Однако скуфский князь вдруг сдёрнул шапку, ударил ею о землю и тем самым укротил всех лучников одновременно. Сам же неспешной рысью выехал в голову клина, там развернул коня и, встав перед царём, ему монету бросил:

– Коль ты ныне гость, тебе метать!

И, раскинув по траве попону, потребовал, чтобы меч ему подали.

Александр поймал жребий и осмотрел: на одной стороне золотился вздыбленный конь, на другой – скуфская колесница с дышлом. И показалось, монета засветилась, испустив яркий луч, и на краткий миг в глазах заалело, а в темени под шлемом зардел горящий уголь. Он вроде бы сморгнул пятно и головой встряхнул, но внезапно почуял жар, ломоту в костях, и перед взором всплыл черный кружок величиной с монету – первый толчок аспидной чумы!

Варвар что-то заметил и, принимая меч из рук слуги, поторопил с усмешкой:

– След поспешать, царь. А ну, испытай судьбу!

Не подавая виду, Александр взвесил жребий и метнул его. Монета взмыла вверх, поблескивая на солнце, и, выписав дугу, упала на попону.

А след от неё перед взором остался чёрный…

Царь чуть склонился в седле, глянул вниз, и показалось, выпал конь, то есть сойтись на поле должно ратям, однако же архонт лишь чуть скосил глаза и молвил:

– Колесница.

Не по достоинству было македонскому царю, владыке всей Эллады, спешиваться и поднимать монету, а из седла почудилось, золото померкло и аспидная чернь залила чеканку.

– Добро, – повиновался он и, вынув меч, помчался к краю поля.

Разъехавшись на стадию перед своими ратями, они обернули лошадей друг к другу и на минуту замерли. Македонцы наконец-то выстроились в боевые порядки на пологом склоне холма, и хотя фаланги ещё выравнивали ряды, однако уже ощерились сариссами, прикрылись щитами и теперь были неприступны со всех сторон. Две конницы на флангах встали клиньями, а третья, из гетайров, в середине, на стыке двух полков, чтобы в любой миг прийти царю на помощь.
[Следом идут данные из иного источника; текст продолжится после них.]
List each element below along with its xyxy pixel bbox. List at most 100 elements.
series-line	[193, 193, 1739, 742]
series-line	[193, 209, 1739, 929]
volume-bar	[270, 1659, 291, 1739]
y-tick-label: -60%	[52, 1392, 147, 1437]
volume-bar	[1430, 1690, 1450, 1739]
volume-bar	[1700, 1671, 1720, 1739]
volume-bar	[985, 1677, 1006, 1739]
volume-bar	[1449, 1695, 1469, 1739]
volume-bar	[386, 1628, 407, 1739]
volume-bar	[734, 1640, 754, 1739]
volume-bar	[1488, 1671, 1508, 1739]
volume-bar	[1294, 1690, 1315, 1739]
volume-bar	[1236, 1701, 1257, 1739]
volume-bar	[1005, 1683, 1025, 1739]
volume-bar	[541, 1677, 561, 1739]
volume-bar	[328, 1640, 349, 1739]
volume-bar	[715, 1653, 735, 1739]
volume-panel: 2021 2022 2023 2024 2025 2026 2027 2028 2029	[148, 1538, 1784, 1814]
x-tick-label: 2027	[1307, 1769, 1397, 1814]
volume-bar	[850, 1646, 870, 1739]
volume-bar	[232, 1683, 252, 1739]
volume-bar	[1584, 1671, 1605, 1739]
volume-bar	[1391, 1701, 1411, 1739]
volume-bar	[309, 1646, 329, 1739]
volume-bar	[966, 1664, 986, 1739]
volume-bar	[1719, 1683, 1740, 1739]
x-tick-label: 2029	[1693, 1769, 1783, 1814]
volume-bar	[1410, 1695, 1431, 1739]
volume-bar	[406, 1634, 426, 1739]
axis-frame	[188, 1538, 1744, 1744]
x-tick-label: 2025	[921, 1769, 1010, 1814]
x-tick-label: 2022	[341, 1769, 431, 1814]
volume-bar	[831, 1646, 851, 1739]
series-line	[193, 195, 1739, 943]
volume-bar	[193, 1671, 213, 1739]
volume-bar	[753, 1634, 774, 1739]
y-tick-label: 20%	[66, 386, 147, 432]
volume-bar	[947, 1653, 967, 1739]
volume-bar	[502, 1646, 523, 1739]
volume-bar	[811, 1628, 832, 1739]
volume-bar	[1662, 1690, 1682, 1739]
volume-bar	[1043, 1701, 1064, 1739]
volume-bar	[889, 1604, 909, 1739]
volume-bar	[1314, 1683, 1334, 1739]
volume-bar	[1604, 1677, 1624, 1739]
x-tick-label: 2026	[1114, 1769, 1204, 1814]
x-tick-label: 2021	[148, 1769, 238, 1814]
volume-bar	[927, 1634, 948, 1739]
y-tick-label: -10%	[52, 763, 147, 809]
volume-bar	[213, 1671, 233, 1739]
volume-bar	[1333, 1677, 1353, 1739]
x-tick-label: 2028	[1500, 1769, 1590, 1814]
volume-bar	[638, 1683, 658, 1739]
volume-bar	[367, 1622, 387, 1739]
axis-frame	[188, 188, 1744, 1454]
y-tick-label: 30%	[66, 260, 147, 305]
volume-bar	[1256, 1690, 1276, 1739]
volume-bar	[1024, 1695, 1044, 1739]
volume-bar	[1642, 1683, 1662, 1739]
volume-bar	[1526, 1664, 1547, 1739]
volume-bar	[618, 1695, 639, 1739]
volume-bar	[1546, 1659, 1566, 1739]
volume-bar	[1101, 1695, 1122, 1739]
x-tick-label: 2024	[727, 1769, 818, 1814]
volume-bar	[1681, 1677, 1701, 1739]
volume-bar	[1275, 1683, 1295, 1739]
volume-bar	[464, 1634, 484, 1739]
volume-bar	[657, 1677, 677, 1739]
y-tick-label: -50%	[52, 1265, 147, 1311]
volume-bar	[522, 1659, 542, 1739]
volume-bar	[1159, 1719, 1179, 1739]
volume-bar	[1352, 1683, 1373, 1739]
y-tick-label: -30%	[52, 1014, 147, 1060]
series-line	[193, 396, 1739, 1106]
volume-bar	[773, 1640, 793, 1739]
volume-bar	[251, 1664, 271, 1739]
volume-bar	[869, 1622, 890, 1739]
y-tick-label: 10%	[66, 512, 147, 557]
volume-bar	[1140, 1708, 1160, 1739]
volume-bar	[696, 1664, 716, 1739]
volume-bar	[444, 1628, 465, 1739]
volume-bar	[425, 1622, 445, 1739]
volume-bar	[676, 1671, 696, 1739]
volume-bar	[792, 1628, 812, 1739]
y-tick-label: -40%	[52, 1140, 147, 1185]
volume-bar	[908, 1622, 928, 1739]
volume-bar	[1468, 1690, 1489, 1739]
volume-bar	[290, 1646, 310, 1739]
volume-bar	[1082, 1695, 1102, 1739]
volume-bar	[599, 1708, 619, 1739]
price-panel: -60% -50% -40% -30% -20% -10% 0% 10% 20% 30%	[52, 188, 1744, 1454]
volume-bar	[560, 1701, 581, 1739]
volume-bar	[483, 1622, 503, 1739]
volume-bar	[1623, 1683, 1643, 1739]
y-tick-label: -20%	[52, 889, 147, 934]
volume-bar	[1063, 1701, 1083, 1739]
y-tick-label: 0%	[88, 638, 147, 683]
Солнце над их головами было чёрным, и тень аспидная уже покрывала войско…

Скуфь же хоть и стояла могучим и единым конным клином, однако вольно, с поднятыми копьями и луками в колчанах. Иные ватаги их полков и вовсе от скуки затевали игры, понуждая лошадей своих бодаться головами – кто кого столкнёт, или перетягивали дротики, норовя соседа из седла исторгнуть. И хохотали громко, коль всадник падал наземь.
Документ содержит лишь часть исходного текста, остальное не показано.